The story of how steel went from surplus to shortage is a cautionary tale that shows the challenges of business forecasting.
In 2019, steel markets were flooded with cheap Chinese steel and prices were rock-bottom. In 2022, supply tightened and demand rocketed. Prices, already at record levels, seemed set to climb further.
Laura Bruce, a risk underwriter at Allianz Trade UK & Ireland, says this was a "perfect storm" for firms reliant on steel, with construction firms among the hardest hit.
Some construction firms, worried about an industry slowdown in the first months of the pandemic, tied themselves to fixed-price contracts to secure future revenues.
However, 2022 saw them hit by rising prices of steel and raw materials, as well as elevated post-Brexit labour costs. With limited ability to pass these on, margins are now squeezed tight.
It should therefore be no surprise that almost 20% of insolvencies in the fourth quarter of 2021 in England, Scotland and Wales were in the construction sector.

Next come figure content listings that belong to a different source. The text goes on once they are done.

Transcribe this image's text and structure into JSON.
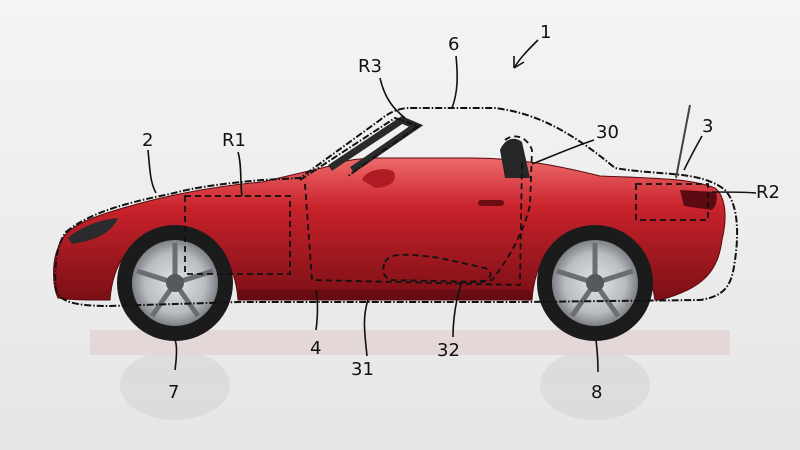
{
  "labels": {
    "l1": "1",
    "l2": "2",
    "l3": "3",
    "l4": "4",
    "l6": "6",
    "l7": "7",
    "l8": "8",
    "l30": "30",
    "l31": "31",
    "l32": "32",
    "r1": "R1",
    "r2": "R2",
    "r3": "R3"
  },
  "colors": {
    "body_red": "#c8222b",
    "body_dark": "#7a0f15",
    "body_highlight": "#ee6a6a",
    "tire": "#1b1b1b",
    "rim": "#b9bcc0",
    "background": "#f4f4f4"
  }
}
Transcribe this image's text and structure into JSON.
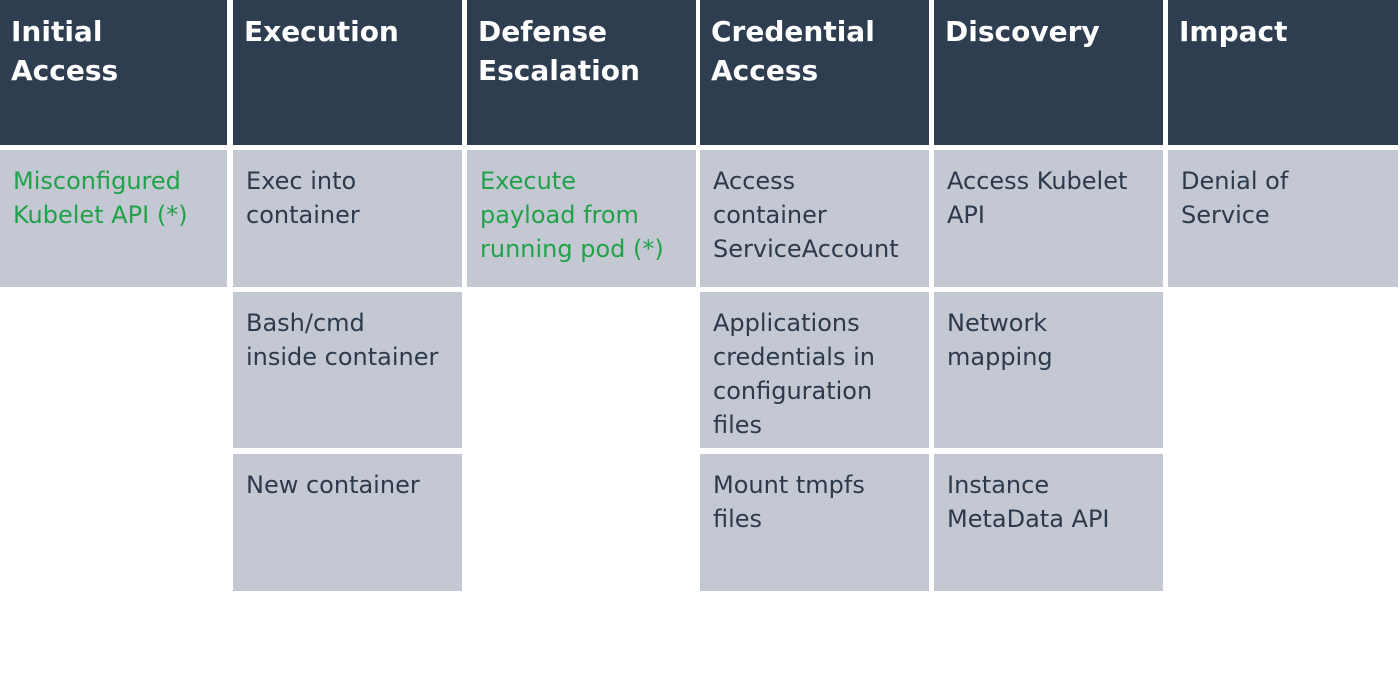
{
  "colors": {
    "header_bg": "#2e3d50",
    "header_text": "#ffffff",
    "cell_bg": "#c4c8d3",
    "cell_text": "#2d3a4b",
    "highlight_text": "#21a24a"
  },
  "columns": [
    {
      "key": "initial-access",
      "title": "Initial\nAccess",
      "techniques": [
        {
          "label": "Misconfigured\nKubelet API (*)",
          "highlight": true
        }
      ]
    },
    {
      "key": "execution",
      "title": "Execution",
      "techniques": [
        {
          "label": "Exec into\ncontainer",
          "highlight": false
        },
        {
          "label": "Bash/cmd\ninside container",
          "highlight": false
        },
        {
          "label": "New container",
          "highlight": false
        }
      ]
    },
    {
      "key": "defense-escalation",
      "title": "Defense\nEscalation",
      "techniques": [
        {
          "label": "Execute\npayload from\nrunning pod (*)",
          "highlight": true
        }
      ]
    },
    {
      "key": "credential-access",
      "title": "Credential\nAccess",
      "techniques": [
        {
          "label": "Access\ncontainer\nServiceAccount",
          "highlight": false
        },
        {
          "label": "Applications\ncredentials in\nconfiguration\nfiles",
          "highlight": false
        },
        {
          "label": "Mount tmpfs\nfiles",
          "highlight": false
        }
      ]
    },
    {
      "key": "discovery",
      "title": "Discovery",
      "techniques": [
        {
          "label": "Access Kubelet\nAPI",
          "highlight": false
        },
        {
          "label": "Network\nmapping",
          "highlight": false
        },
        {
          "label": "Instance\nMetaData API",
          "highlight": false
        }
      ]
    },
    {
      "key": "impact",
      "title": "Impact",
      "techniques": [
        {
          "label": "Denial of\nService",
          "highlight": false
        }
      ]
    }
  ]
}
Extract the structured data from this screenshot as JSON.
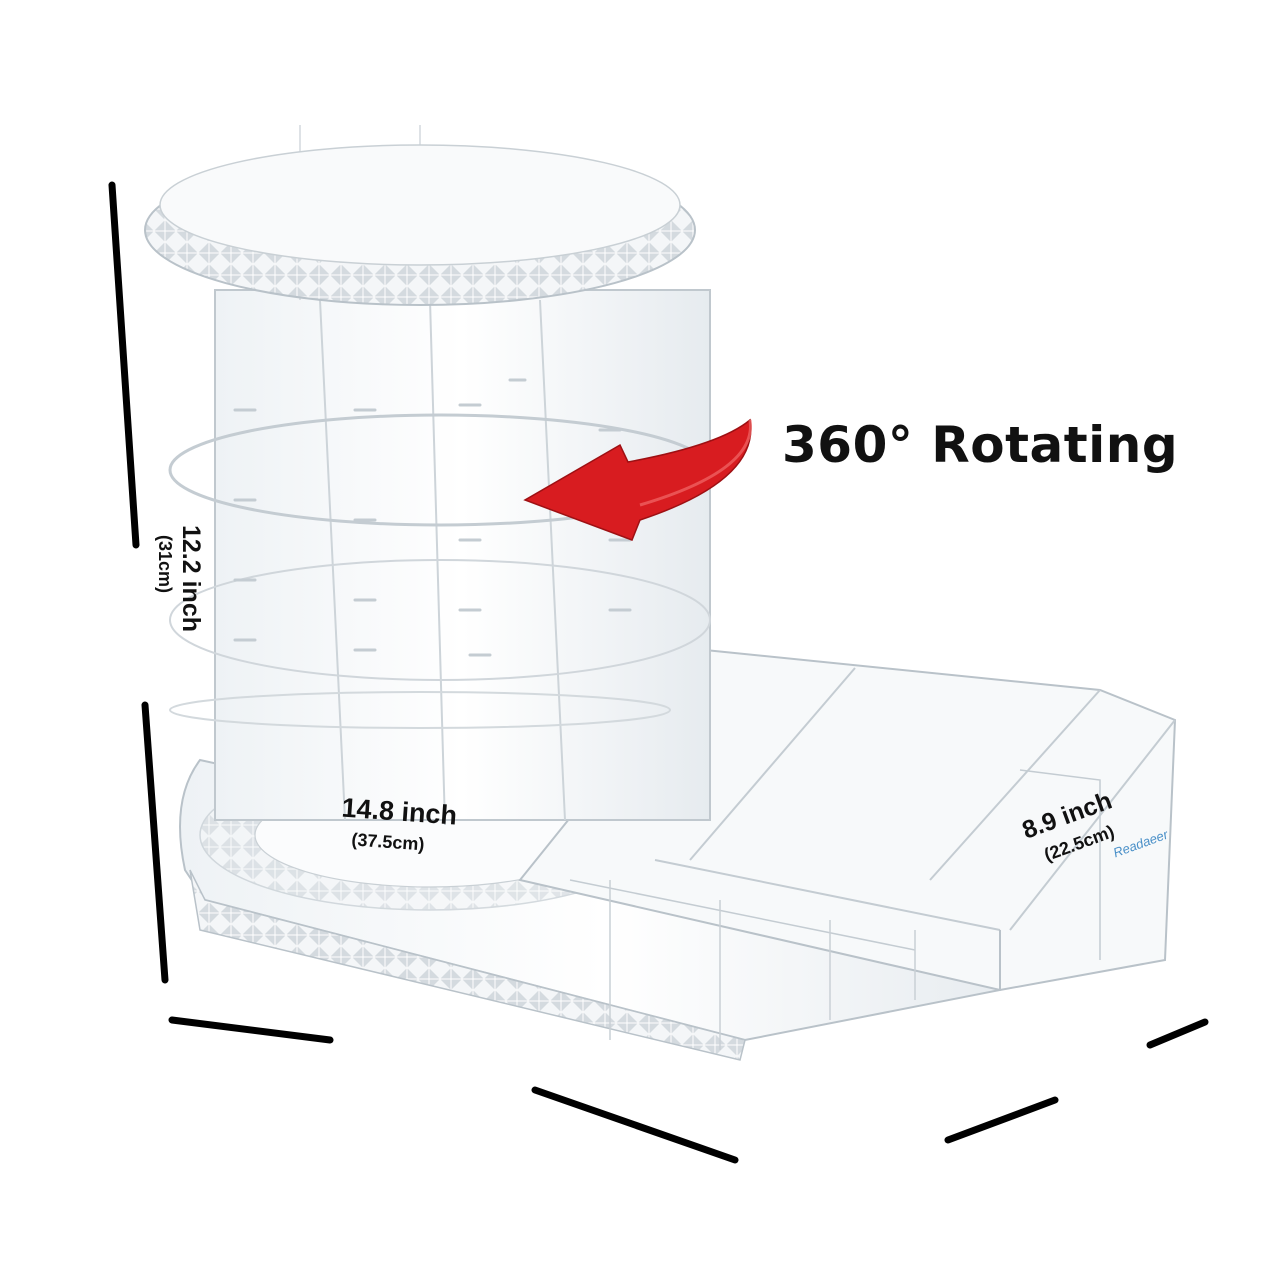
{
  "headline": "360° Rotating",
  "dimensions": {
    "height": {
      "imperial": "12.2 inch",
      "metric": "(31cm)"
    },
    "width": {
      "imperial": "14.8 inch",
      "metric": "(37.5cm)"
    },
    "depth": {
      "imperial": "8.9 inch",
      "metric": "(22.5cm)"
    }
  },
  "brand": "Readaeer",
  "colors": {
    "arrow": "#d81c20",
    "dimension_line": "#000000",
    "acrylic_edge": "#b9c2c9"
  }
}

“Ultimately, if cash generation falters and liquidity starts to tighten, you can quickly see a firm entering difficulty,” says Laura.
Why are steel prices rising?
So, how has the steel industry gone from bust to boom so quickly? In 2019, experts such as the OECD Steel Committee, warned of a vast excess of production capacity, as Chinese steel firms added millions of tonnes of new capacity, despite weak local demand.
When Covid-19 hit in early 2020, many economic forecasters predicted a deep global recession. With stocks piled high, many steel producers thought the industry slump would worsen. “Some of the manufacturers turned off their blast furnaces,” Laura recalls. “They didn’t see any demand coming through.” Depending on design and size, once a blast furnace is shut down it can take weeks for production to restart.